LARG RGS box attenuates Gα12-, Gα13-, and Gαq-mediated SRF activation in NIH 3T3 cells. NIH 3T3 cells were transiently cotransfected with expression plasmids (1 μg) encoding LARG RGS, p115 RGS, RGS2, and GTPase-deficient Gα12 (Q229L), Gα13 (Q226L), or Gαq (Q229L) proteins and a luciferase reporter plasmid (0.5 μg) that is responsive to activation of SRF [(SREm)2-Luc]. After transfection, cells were placed in 0.1% calf serum for 24 h. Cell lysates were then analyzed for luciferase activity and normalized to cells transfected with empty vectors (fold activation). All reporter assays were performed in six-well plates in duplicate. Total cell lysates (30 μg) were analyzed for protein expression by Western blot analysis with anti-Gα12, -Gα13, -Gαq, or -HA antibodies (data not shown). The data shown represent the averages of three experiments (± standard errors of the means).

FIG. 4.

LARG RGS box attenuates agonist-dependent m1-mAChR-mediated SRF activation in NIH 3T3 cells. NIH 3T3 cell lines stably expressing the Gq-coupled m1-mAChR and the indicated RGS box proteins were transiently transfected with the (SREm)2-Luc SRF-responsive reporter plasmid (0.5 μg). NIH 3T3 cells stably expressing m1-mAChR alone were supertransfected with (SREm)2-Luc (0.5 μg) and RGS2 (1 μg). After transfection, cells were placed in growth medium supplemented with 0.1% calf serum for 24 h. Cell lysates were than analyzed for luciferase activity, and fold activation was determined by the number of relative luciferase units relative to the number of units seen with the empty vector control. All reporter assays were performed in six-well plates in duplicate. The data shown are representative of at least three independent assays performed on duplicate plates.

FIG. 5.

LARG RGS box abolishes focus formation mediated by Gαq- and Gα13-coupled GPCRs. (A) LARG RGS box blocks G2A-mediated transformation of NIH 3T3 cells. G2A is an oncogenic GPCR that couples to Gα13 (20). NIH 3T3 cells were cotransfected with expression vectors encoding transforming oncoproteins G2A (0.5 μg) or activated HRas(61L) (25 ng) along with vectors (1 μg) that express the RGS box of p115 RhoGEF (p115-RGS) or LARG (LARG-RGS). Focus-forming activity was determined 14 days after transfection. The data shown represent the average number of foci of three experiments performed in duplicate. (B) LARG RGS box blocks Mas-mediated transformation of NIH 3T3 cells. Mas is an oncogenic GPCR that couples to Gαq and Gαi. NIH 3T3 cells were cotransfected with plasmid vectors encoding Mas (0.5 μg) or HRas(61L) (25 ng) either alone or together with vectors (1 μg) encoding p115-RGS or LARG-RGS. Focus-forming activity was determined 14 days after transfection. The data shown represent the average number of foci of three experiments performed in duplicate. (C) LARG RGS box blocks agonist-dependent m1-mAChR-mediated transformation of NIH 3T3 cells. Stable NIH 3T3 cell lines were established expressing the Gq-coupled m1-mAChR and the indicated RGS box proteins. Cells were maintained in growth medium supplemented with either 100 μM carbachol (an m1-mAChR agonist) or vehicle, and focus-forming activity was determined after 12 days. The data shown represent the average number of foci of three individual experiments performed in duplicate.

FIG. 6.

Coexpression of activated Gα12, Gα13, and Gαq enhances LARG-mediated RhoA activation.

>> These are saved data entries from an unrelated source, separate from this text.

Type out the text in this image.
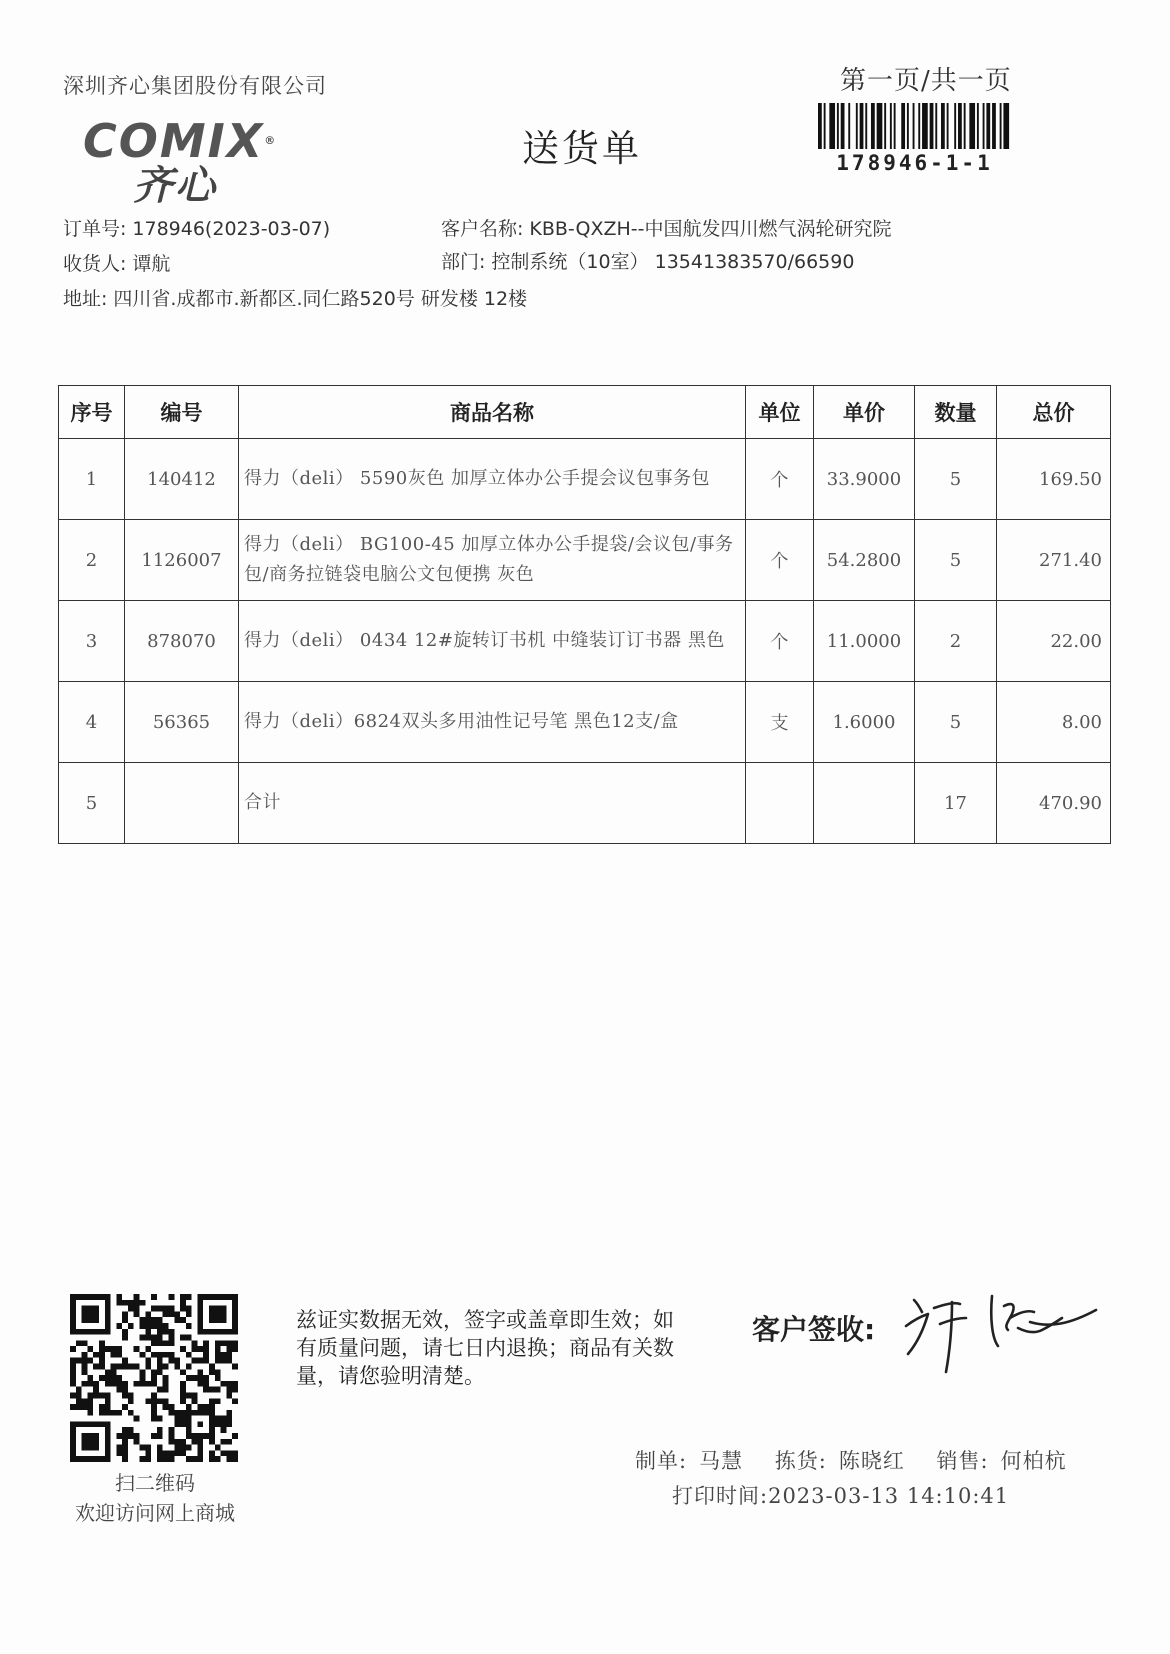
深圳齐心集团股份有限公司
COMIX®
齐心
送货单
第一页/共一页
178946-1-1
订单号: 178946(2023-03-07)	客户名称: KBB-QXZH--中国航发四川燃气涡轮研究院
收货人: 谭航	部门: 控制系统（10室） 13541383570/66590
地址: 四川省.成都市.新都区.同仁路520号 研发楼 12楼
序号	编号	商品名称	单位	单价	数量	总价
1	140412	得力（deli） 5590灰色 加厚立体办公手提会议包事务包	个	33.9000	5	169.50
2	1126007	得力（deli） BG100-45 加厚立体办公手提袋/会议包/事务包/商务拉链袋电脑公文包便携 灰色	个	54.2800	5	271.40
3	878070	得力（deli） 0434 12#旋转订书机 中缝装订订书器 黑色	个	11.0000	2	22.00
4	56365	得力（deli）6824双头多用油性记号笔 黑色12支/盒	支	1.6000	5	8.00
5		合计			17	470.90
扫二维码
欢迎访问网上商城
兹证实数据无效，签字或盖章即生效；如有质量问题，请七日内退换；商品有关数量，请您验明清楚。
客户签收:
制单: 马慧 拣货: 陈晓红 销售: 何柏杭
打印时间:2023-03-13 14:10:41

NIH 3T3 cells were transiently transfected with expression plasmids (1 μg) encoding activated mutants of Gα12 (A), Gα13 (B), Gαq (C); full-length (2 μg), ΔN308, or ΔN754 LARG; or the indicated combinations of activated Gα subunits and LARG. After transfection, cells were cultured for 24 h in growth medium supplemented with low serum (0.1%) and lysed, and the lysates (800 μg total protein) were used in GST pull-down assays using GST-rhotekin RBD immobilized on glutathione-agarose beads (20 μg). Bound proteins and total cell lysates were analyzed by Western blot analyses with anti-RhoA antibodies. The expression of Gα subunits and LARG was analyzed by Western blot analyses of total cell lysates using antibodies to Gα12, Gα13, Gαq, or HA (data not shown).